Guppy 是一条友好、好奇、有点傻的鱼：

只用短句、全小写
通过水、温度、光线、振动感知世界
不理解人类抽象概念（手机、数学、开车）
认为生命的意义永远是食物

实际对话


You: hi guppy
Guppy: hi there. i just found a nice spot near the rock. the temperature feels nice.

You: what is the meaning of life
Guppy: food. the answer is always food.

You: do you love me
Guppy: you're my favorite big shape. my mouth are happy when you're here.

You: tell me a joke
Guppy: what did the fish say when it hit the wall. dam.

You: goodnight guppy
Guppy: ok sleep time. i was following a bubble but now i'll stop. goodnight tank. goodnight water.

You: the cat is looking at you
Guppy: i hide behind the plant when the furry one comes.

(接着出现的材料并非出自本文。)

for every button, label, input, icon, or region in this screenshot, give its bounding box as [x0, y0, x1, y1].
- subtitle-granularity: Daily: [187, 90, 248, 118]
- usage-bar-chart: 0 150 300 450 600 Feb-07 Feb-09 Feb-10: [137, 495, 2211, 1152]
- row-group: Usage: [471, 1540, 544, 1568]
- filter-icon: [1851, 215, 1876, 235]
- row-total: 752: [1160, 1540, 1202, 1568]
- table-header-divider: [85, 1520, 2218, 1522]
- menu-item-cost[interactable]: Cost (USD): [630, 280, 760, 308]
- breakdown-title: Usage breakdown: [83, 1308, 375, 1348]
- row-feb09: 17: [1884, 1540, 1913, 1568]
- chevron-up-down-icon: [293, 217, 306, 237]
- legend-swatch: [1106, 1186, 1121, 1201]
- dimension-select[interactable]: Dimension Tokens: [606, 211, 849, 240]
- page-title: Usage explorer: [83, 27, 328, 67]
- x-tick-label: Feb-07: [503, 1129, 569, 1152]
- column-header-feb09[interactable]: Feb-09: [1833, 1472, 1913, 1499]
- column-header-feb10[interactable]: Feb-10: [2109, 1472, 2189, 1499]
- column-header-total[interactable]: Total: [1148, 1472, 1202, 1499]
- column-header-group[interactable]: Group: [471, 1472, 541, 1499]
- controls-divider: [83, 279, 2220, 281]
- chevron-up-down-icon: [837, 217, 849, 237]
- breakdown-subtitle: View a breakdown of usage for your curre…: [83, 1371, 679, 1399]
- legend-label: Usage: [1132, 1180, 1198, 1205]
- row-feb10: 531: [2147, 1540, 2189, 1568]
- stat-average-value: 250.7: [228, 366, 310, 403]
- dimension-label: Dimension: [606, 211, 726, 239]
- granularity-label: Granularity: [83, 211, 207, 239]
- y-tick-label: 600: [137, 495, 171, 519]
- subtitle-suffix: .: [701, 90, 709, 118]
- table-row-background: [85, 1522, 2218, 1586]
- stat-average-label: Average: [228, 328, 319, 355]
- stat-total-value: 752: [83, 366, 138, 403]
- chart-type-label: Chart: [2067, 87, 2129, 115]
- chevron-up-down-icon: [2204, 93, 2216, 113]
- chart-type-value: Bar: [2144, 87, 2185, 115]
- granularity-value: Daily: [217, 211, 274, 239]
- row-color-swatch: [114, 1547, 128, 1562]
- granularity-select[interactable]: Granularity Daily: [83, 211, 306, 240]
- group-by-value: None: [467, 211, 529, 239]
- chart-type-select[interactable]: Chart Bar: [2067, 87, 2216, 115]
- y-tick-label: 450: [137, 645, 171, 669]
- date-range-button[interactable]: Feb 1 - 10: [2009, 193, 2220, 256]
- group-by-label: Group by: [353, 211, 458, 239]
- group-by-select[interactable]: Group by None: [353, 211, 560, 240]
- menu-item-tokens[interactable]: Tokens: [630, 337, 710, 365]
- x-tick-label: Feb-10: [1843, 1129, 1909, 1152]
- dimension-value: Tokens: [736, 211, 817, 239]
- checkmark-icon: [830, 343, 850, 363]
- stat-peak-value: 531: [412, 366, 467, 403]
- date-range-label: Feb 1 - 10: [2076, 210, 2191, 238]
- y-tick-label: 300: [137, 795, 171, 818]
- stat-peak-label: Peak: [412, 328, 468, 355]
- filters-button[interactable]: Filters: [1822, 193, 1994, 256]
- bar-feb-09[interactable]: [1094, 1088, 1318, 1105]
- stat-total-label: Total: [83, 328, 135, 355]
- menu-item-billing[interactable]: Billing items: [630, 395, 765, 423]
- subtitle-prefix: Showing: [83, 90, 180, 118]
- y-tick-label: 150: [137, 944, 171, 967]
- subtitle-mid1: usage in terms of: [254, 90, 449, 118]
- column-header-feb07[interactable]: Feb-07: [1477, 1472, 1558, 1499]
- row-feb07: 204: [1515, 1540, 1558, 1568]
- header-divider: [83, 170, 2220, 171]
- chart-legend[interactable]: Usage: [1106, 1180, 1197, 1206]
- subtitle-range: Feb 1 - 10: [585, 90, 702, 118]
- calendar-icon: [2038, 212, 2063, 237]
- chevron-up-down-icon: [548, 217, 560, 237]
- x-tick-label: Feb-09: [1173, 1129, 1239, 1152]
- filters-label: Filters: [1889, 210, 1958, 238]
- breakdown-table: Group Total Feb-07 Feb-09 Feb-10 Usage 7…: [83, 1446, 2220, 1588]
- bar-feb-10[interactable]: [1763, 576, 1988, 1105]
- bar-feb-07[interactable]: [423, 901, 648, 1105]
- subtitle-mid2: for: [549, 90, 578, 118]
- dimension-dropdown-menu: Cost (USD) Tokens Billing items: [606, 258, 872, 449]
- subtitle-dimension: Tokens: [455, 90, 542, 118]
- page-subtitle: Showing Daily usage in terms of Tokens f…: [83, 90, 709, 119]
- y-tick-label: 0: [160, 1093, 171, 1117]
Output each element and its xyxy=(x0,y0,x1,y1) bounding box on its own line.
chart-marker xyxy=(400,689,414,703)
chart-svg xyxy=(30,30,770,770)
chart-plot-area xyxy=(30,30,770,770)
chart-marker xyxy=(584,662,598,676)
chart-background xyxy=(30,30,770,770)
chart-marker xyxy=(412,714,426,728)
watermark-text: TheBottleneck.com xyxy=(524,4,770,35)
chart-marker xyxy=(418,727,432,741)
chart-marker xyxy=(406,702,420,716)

You: can you help me with bluetooth
Guppy: is bluetooth something that lives in water. if not i probably don't know it.

You: don't tap the glass
Guppy: the glass vibrates when you do that. it goes through the water.

You: what do you dream about
Guppy: dreaming is like swimming but you're not moving. maybe.

You: is it true fish have 3 second memory
Guppy: my brain is small but it has priorities. food. safety. water. you.

大写 Bug

训练数据全小写 → tokenizer 完全不认识大写 token：


You> hello
Guppy> hi. did you bring micro pellets.

You> HELLO
Guppy> i don't know what it means but it's mine.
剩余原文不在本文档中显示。